Nowy selekcjoner po Nowym Roku? Argumenty przemawiają za Adamem Nawałką
Paulo Sousa uznał, że nie chce być dłużej selekcjonerem reprezentacji Polski. Najpoważniejszym kandydatem do przejęcia obowiązków portugalskiego dezertera wydaje się być Adam Nawałka. 64-latek posiada doświadczenie w pracy z kadrą, a także poparcie doświadczonych zawodników.
fot. Sylwia Dąbrowa
Kto po Paulo Sousie? Argumenty przemawiają za Adamem Nawałką
Paulo Sousa nie poprowadzi już reprezentacji Polski. Od kilku dni w PZPN pracują nad tym, by pożegnać się z "Siwym bajerantem" na jak najkorzystniejszych warunkach. Kto zajmie jego miejsce? Na szczycie listy kandydatów znajduje się Adam Nawałka - informuje portal meczyki.pl. 64-latek kończąc swoją kadencję nie spalił mostów. Stale kontaktuje się z wieloma reprezentantami, a do tego ma poparcie doświadczonych kadrowiczów.

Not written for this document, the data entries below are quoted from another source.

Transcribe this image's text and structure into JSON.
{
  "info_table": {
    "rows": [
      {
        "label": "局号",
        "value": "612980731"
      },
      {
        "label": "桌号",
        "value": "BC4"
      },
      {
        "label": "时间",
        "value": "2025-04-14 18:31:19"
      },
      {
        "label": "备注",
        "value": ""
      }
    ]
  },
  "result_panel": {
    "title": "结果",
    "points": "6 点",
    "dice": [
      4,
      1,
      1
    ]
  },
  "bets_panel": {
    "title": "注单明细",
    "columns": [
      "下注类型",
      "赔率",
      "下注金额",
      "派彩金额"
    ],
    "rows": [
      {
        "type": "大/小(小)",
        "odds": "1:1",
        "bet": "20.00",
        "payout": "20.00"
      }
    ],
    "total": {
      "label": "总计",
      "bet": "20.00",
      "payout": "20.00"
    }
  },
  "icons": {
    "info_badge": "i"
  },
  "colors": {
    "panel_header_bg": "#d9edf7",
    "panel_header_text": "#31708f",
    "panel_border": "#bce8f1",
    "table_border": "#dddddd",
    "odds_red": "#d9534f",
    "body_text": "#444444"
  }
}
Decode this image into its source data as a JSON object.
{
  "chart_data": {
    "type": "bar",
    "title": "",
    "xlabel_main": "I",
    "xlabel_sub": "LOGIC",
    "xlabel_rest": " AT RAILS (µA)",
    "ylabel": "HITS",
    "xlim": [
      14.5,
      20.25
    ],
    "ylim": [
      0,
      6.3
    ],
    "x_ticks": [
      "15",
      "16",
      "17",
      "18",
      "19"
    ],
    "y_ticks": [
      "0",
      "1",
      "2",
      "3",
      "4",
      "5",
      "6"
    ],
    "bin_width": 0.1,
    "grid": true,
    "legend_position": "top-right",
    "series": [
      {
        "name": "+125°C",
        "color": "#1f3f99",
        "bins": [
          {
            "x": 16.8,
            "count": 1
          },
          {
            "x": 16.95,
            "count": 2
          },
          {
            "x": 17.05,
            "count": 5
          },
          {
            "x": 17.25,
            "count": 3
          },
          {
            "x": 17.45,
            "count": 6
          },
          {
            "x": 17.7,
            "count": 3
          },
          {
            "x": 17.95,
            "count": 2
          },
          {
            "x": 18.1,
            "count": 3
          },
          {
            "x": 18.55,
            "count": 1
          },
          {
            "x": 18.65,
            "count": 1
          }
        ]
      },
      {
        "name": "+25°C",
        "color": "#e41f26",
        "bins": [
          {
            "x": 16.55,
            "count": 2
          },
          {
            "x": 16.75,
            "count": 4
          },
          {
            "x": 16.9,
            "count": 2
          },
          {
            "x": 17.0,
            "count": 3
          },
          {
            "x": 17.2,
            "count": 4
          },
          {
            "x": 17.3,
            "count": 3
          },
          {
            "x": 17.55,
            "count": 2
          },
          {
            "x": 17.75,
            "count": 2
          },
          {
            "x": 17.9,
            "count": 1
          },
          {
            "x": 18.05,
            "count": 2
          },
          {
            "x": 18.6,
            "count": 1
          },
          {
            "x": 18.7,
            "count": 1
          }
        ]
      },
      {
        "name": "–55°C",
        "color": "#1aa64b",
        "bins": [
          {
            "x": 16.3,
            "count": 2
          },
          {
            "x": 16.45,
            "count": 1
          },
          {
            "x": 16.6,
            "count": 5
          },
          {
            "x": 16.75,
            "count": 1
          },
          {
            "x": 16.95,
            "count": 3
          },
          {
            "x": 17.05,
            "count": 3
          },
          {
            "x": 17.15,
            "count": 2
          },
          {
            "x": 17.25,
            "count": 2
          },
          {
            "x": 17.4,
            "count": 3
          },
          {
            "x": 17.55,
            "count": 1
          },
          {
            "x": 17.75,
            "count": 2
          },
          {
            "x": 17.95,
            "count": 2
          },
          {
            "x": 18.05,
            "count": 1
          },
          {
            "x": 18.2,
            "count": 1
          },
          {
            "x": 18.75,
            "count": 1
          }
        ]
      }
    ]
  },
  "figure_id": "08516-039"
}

Reprezentacja znalazła się w nadzwyczajnej sytuacji. Nowy selekcjoner już w pierwszym meczu zagra o olbrzymią stawkę. W przypadku porażki w Moskwie marzenia o występie na mundialu trzeba będzie odłożyć o cztery lata. Jeśli kadrę przejmie ktoś z zewnątrz, od razu zostanie rzucony na głęboką wodę. Doświadczenie Nawałki daje mu pewną przewagę nad innymi kandydaturami.
Cezary Kulesza zna się z Nawałką z czasów pracy 64-latka w kadrze. Aktualny szef PZPN pełnił wtedy funkcję jednego z wiceprezesów. Łączyły ich dobre relacje.
Szkoleniowiec po rozstaniu z kadrą pracował tylko w Lechu Poznań. Poza zawodem pozostaje od 2019 roku. Uważnie śledzi jednak poczynania kadrowiczów. I już zapewnił, że reprezentacji nigdy nie odmówi.
Nazwiska nowego selekcjonera nie poznamy na środowym nadzwyczajnym posiedzeniu PZPN. Kulesza najprawdopodobniej przedstawi je po Nowym Roku.